Постепенно в спор втянулись и командиры рот.

— Для укрепления восточной, собственно, тыловой стороны деревни, — высказал своё мнение капитан Пашенцев, все это время стоявший в тени и не участвовавший в разговоре, — следует, конечно, отвести туда несколько батарей. Это верно. Но поставить их нужно так, чтобы орудия могли прямой наводкой простреливать не только шоссе, но и подступы к нему. Вести точный огонь с закрытых позиций здесь очень трудно — магнитная аномалия, смещение полюсов. Стрелка буссоли сильно отклоняется и даёт разные показания. Наши миномётчики постоянно жалуются на это.

Слова капитана — хотя Пашенцев не только не возражал, а, напротив, как бы развивал дальше предложение командира полка Таболы — привели Володина в восторг; в порыве нахлынувших чувств он моментально сделал фигу и не задумываясь показал бы её подполковнику, прошептав: «Что, съел!» (оттуда, из освещённой комнаты, Табола все равно ничего бы не увидел) — но голос связиста, раздавшийся почти над самым ухом, заставил лейтенанта торопливо спрятать руку в карман. Боец сообщил, что на передовой тихо, а это значит — Царёв и Саввушкин успешно ведут разведку. Коротко, односложно ответив на радостное восклицание связиста, Володин снова принялся наблюдать за тем, что делалось в комнате. Он смотрел на Пашенцева, как всегда, восторженно, стараясь не пропустить ни одного слова, ни одного жеста: капитан напоминал ему князя Андрея: и по складу фигуры, и по выражению глаз, и по опрятности, но главное — по чистоте и благородству души, именно тому княжескому благородству в лучшем понимании, какое смог придать своему герою Лев Николаевич Тол-стой. Это сравнение пришло к Володину однажды, когда батальон, отступая, форсировал небольшую речку. Переправу обстреливала тяжёлая вражеская артиллерия. Солдаты под огнём грузились на понтонные плоты и шестами отталкивались от берега. Пашенцев ходил по песчаному откосу-ни суеты, ни крика; когда снаряды разрывались совсем близко, он и тогда оставался спокойным и уверенным, только бледность покрывала его лицо. Снизу, с плота, Володин отчётливо видел его — так под ядрами ходил князь Андрей перед полком на Бородинском поле… Может, в характере капитана и было что-то от Андрея Болконского, а может, это только пылкое воображение юноши, надевшего серую шинель, однако Володин крепко верил в такое совпадение когда-то найденного им в книге идеала с встретившимся в жизни человеком, и эта вера помогала ему видеть хорошее и светлое в своём ротном командире.

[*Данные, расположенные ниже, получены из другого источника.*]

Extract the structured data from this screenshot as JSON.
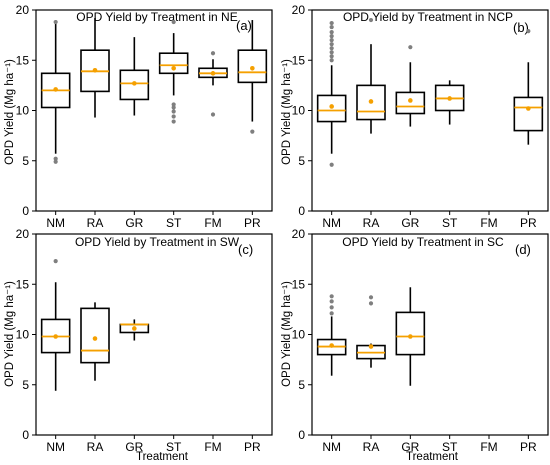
{
  "colors": {
    "box": "#000000",
    "median": "#f5a000",
    "mean": "#f5a000",
    "outlier": "#7f7f7f"
  },
  "chart_data": [
    {
      "type": "box",
      "title": "OPD Yield by Treatment in NE",
      "tag": "(a)",
      "ylabel": "OPD Yield (Mg ha⁻¹)",
      "xlabel": "",
      "ylim": [
        0,
        20
      ],
      "yticks": [
        0,
        5,
        10,
        15,
        20
      ],
      "categories": [
        "NM",
        "RA",
        "GR",
        "ST",
        "FM",
        "PR"
      ],
      "boxes": [
        {
          "cat": "NM",
          "whislo": 5.7,
          "q1": 10.3,
          "med": 12.0,
          "q3": 13.7,
          "whishi": 19.0,
          "mean": 12.1,
          "fliers": [
            4.9,
            5.2,
            18.8
          ]
        },
        {
          "cat": "RA",
          "whislo": 9.3,
          "q1": 11.9,
          "med": 13.9,
          "q3": 16.0,
          "whishi": 19.2,
          "mean": 14.0,
          "fliers": []
        },
        {
          "cat": "GR",
          "whislo": 9.5,
          "q1": 11.1,
          "med": 12.7,
          "q3": 14.0,
          "whishi": 17.3,
          "mean": 12.7,
          "fliers": []
        },
        {
          "cat": "ST",
          "whislo": 11.5,
          "q1": 13.7,
          "med": 14.5,
          "q3": 15.7,
          "whishi": 17.7,
          "mean": 14.2,
          "fliers": [
            8.9,
            9.4,
            9.9,
            10.3,
            10.6,
            18.8
          ]
        },
        {
          "cat": "FM",
          "whislo": 12.5,
          "q1": 13.3,
          "med": 13.7,
          "q3": 14.2,
          "whishi": 15.1,
          "mean": 13.7,
          "fliers": [
            9.6,
            15.7
          ]
        },
        {
          "cat": "PR",
          "whislo": 8.9,
          "q1": 12.8,
          "med": 13.8,
          "q3": 16.0,
          "whishi": 19.0,
          "mean": 14.2,
          "fliers": [
            7.9
          ]
        }
      ]
    },
    {
      "type": "box",
      "title": "OPD Yield by Treatment in NCP",
      "tag": "(b)",
      "ylabel": "OPD Yield (Mg ha⁻¹)",
      "xlabel": "",
      "ylim": [
        0,
        20
      ],
      "yticks": [
        0,
        5,
        10,
        15,
        20
      ],
      "categories": [
        "NM",
        "RA",
        "GR",
        "ST",
        "FM",
        "PR"
      ],
      "boxes": [
        {
          "cat": "NM",
          "whislo": 5.7,
          "q1": 8.9,
          "med": 10.0,
          "q3": 11.5,
          "whishi": 14.5,
          "mean": 10.4,
          "fliers": [
            4.6,
            15.0,
            15.4,
            15.8,
            16.2,
            16.6,
            17.0,
            17.4,
            17.8,
            18.3,
            18.7
          ]
        },
        {
          "cat": "RA",
          "whislo": 7.7,
          "q1": 9.1,
          "med": 9.9,
          "q3": 12.5,
          "whishi": 16.6,
          "mean": 10.9,
          "fliers": [
            19.0
          ]
        },
        {
          "cat": "GR",
          "whislo": 8.4,
          "q1": 9.7,
          "med": 10.4,
          "q3": 11.8,
          "whishi": 14.8,
          "mean": 11.0,
          "fliers": [
            16.3
          ]
        },
        {
          "cat": "ST",
          "whislo": 8.6,
          "q1": 10.0,
          "med": 11.2,
          "q3": 12.5,
          "whishi": 13.0,
          "mean": 11.2,
          "fliers": []
        },
        {
          "cat": "PR",
          "whislo": 6.6,
          "q1": 8.0,
          "med": 10.3,
          "q3": 11.3,
          "whishi": 14.8,
          "mean": 10.2,
          "fliers": [
            17.9
          ]
        }
      ]
    },
    {
      "type": "box",
      "title": "OPD Yield by Treatment in SW",
      "tag": "(c)",
      "ylabel": "OPD Yield (Mg ha⁻¹)",
      "xlabel": "Treatment",
      "ylim": [
        0,
        20
      ],
      "yticks": [
        0,
        5,
        10,
        15,
        20
      ],
      "categories": [
        "NM",
        "RA",
        "GR",
        "ST",
        "FM",
        "PR"
      ],
      "boxes": [
        {
          "cat": "NM",
          "whislo": 4.4,
          "q1": 8.2,
          "med": 9.8,
          "q3": 11.5,
          "whishi": 15.2,
          "mean": 9.8,
          "fliers": [
            17.3
          ]
        },
        {
          "cat": "RA",
          "whislo": 5.4,
          "q1": 7.2,
          "med": 8.4,
          "q3": 12.6,
          "whishi": 13.2,
          "mean": 9.6,
          "fliers": []
        },
        {
          "cat": "GR",
          "whislo": 9.4,
          "q1": 10.2,
          "med": 11.0,
          "q3": 11.0,
          "whishi": 11.5,
          "mean": 10.6,
          "fliers": []
        }
      ]
    },
    {
      "type": "box",
      "title": "OPD Yield by Treatment in SC",
      "tag": "(d)",
      "ylabel": "OPD Yield (Mg ha⁻¹)",
      "xlabel": "Treatment",
      "ylim": [
        0,
        20
      ],
      "yticks": [
        0,
        5,
        10,
        15,
        20
      ],
      "categories": [
        "NM",
        "RA",
        "GR",
        "ST",
        "FM",
        "PR"
      ],
      "boxes": [
        {
          "cat": "NM",
          "whislo": 5.9,
          "q1": 8.0,
          "med": 8.8,
          "q3": 9.5,
          "whishi": 11.8,
          "mean": 8.9,
          "fliers": [
            12.1,
            12.7,
            13.3,
            13.8
          ]
        },
        {
          "cat": "RA",
          "whislo": 6.7,
          "q1": 7.6,
          "med": 8.2,
          "q3": 8.9,
          "whishi": 9.1,
          "mean": 8.8,
          "fliers": [
            13.1,
            13.7
          ]
        },
        {
          "cat": "GR",
          "whislo": 4.9,
          "q1": 8.0,
          "med": 9.8,
          "q3": 12.2,
          "whishi": 14.7,
          "mean": 9.8,
          "fliers": []
        }
      ]
    }
  ]
}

— Мне кажется, — продолжал Пашенцев, — сегодня мы либо ни к чему не придём, либо примем неправильное решение. Время ещё терпит, завтра утром можно провести повторную рекогносцировку, и там, на месте, само дело покажет…

Володин слушал внимательно, подавшись вперёд, и когда связист, то и дело продувавший телефонную трубку, неожиданно тревожным, упавшим голосом сказал, что Царёв и Саввушкин обнаружены, что немцы всполошились и обстреливают овраг, не сразу сообразил, что произошло, и только когда связист, видя его растерянность, повторил сказанное, лейтенант схватил трубку. На торопливые вопросы отвечали с переднего края так же торопливо и сбивчиво: видно, и там ещё толком никто ничего не знал — идёт пальба, а взяли «языка» или нет, неизвестно.

— Ротного мне! Ротного! — требовал Володин.

Но и ротный, оказалось, был в полном неведении; все, что он мог сообщить — выслал полувзвод автоматчиков к проволочным заграждениям для прикрытия.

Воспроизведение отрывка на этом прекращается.